Why SWE-bench Verified no longer measures frontier coding capabilities
OpenAI Blog
February 23, 2026
AI-Generated Deep Dive Summary
Since the release of SWE-bench Verified in August 2024, it has been a key metric for assessing progress in autonomous software engineering tasks. However, recent analysis by OpenAI reveals significant flaws in the benchmark that render it unsuitable for measuring frontier model capabilities at today’s performance levels. The benchmark now suffers from two major issues: flawed test cases that reject correct solutions and training data contamination, where models have been exposed to benchmark problems during their training. This means improvements on SWE-bench Verified no longer reflect genuine advancements in real-world software development abilities but instead correlate with how much exposure the models had to the benchmark itself.
The first issue stems from flawed test cases. An audit of a subset of the dataset revealed that nearly 59.4% of the audited problems have test cases that reject functionally correct submissions, despite initial efforts to improve the evaluation process. This means models may fail tasks not because they lack capability but because the tests themselves are faulty.

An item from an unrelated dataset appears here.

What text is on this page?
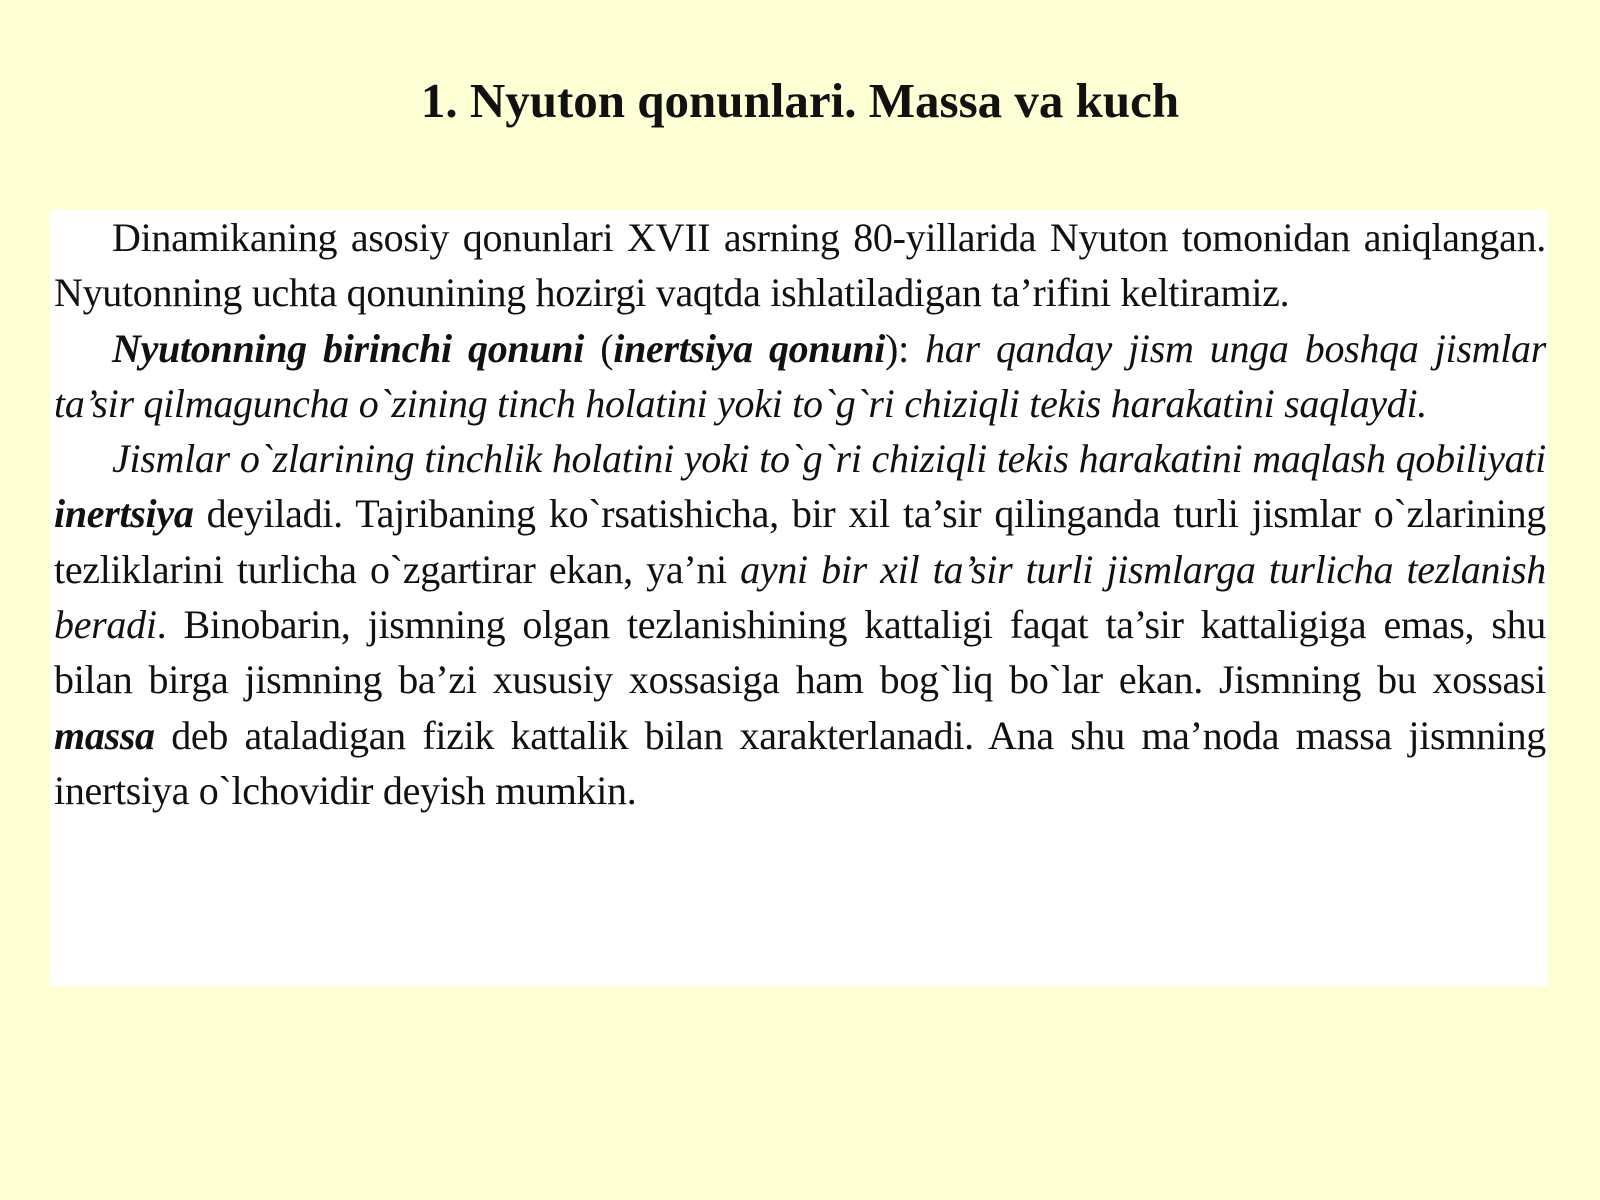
1. Nyuton qonunlari. Massa va kuch

Dinamikaning asosiy qonunlari XVII asrning 80-yillarida Nyuton tomonidan aniqlangan. Nyutonning uchta qonunining hozirgi vaqtda ishlatiladigan ta’rifini keltiramiz.

Nyutonning birinchi qonuni (inertsiya qonuni): har qanday jism unga boshqa jismlar ta’sir qilmaguncha o`zining tinch holatini yoki to`g`ri chiziqli tekis harakatini saqlaydi.

Jismlar o`zlarining tinchlik holatini yoki to`g`ri chiziqli tekis harakatini maqlash qobiliyati inertsiya deyiladi. Tajribaning ko`rsatishicha, bir xil ta’sir qilinganda turli jismlar o`zlarining tezliklarini turlicha o`zgartirar ekan, ya’ni ayni bir xil ta’sir turli jismlarga turlicha tezlanish beradi. Binobarin, jismning olgan tezlanishining kattaligi faqat ta’sir kattaligiga emas, shu bilan birga jismning ba’zi xususiy xossasiga ham bog`liq bo`lar ekan. Jismning bu xossasi massa deb ataladigan fizik kattalik bilan xarakterlanadi. Ana shu ma’noda massa jismning inertsiya o`lchovidir deyish mumkin.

The second issue arises from training data contamination. SWE-bench problems are sourced from open-source repositories widely used for model training. As a result, frontier models have likely encountered some of these problems and their solutions during training, giving them an unfair advantage in the benchmark. This creates a situation where models perform better not because they genuinely understand the task but because they’ve seen similar problems before.
These flaws make SWE-bench Verified an unreliable measure of progress for today’s advanced AI systems. OpenAI has discontinued reporting scores on this benchmark and recommends others to do the same. The company is now developing new, uncontaminated evaluations to better assess coding capabilities, which it believes is a critical focus area for the AI research community.
This shift underscores the importance of robust evaluation frameworks in AI research. As models grow more powerful, ensuring benchmarks accurately measure their true capabilities becomes increasingly crucial for meaningful progress and responsible innovation in artificial intelligence.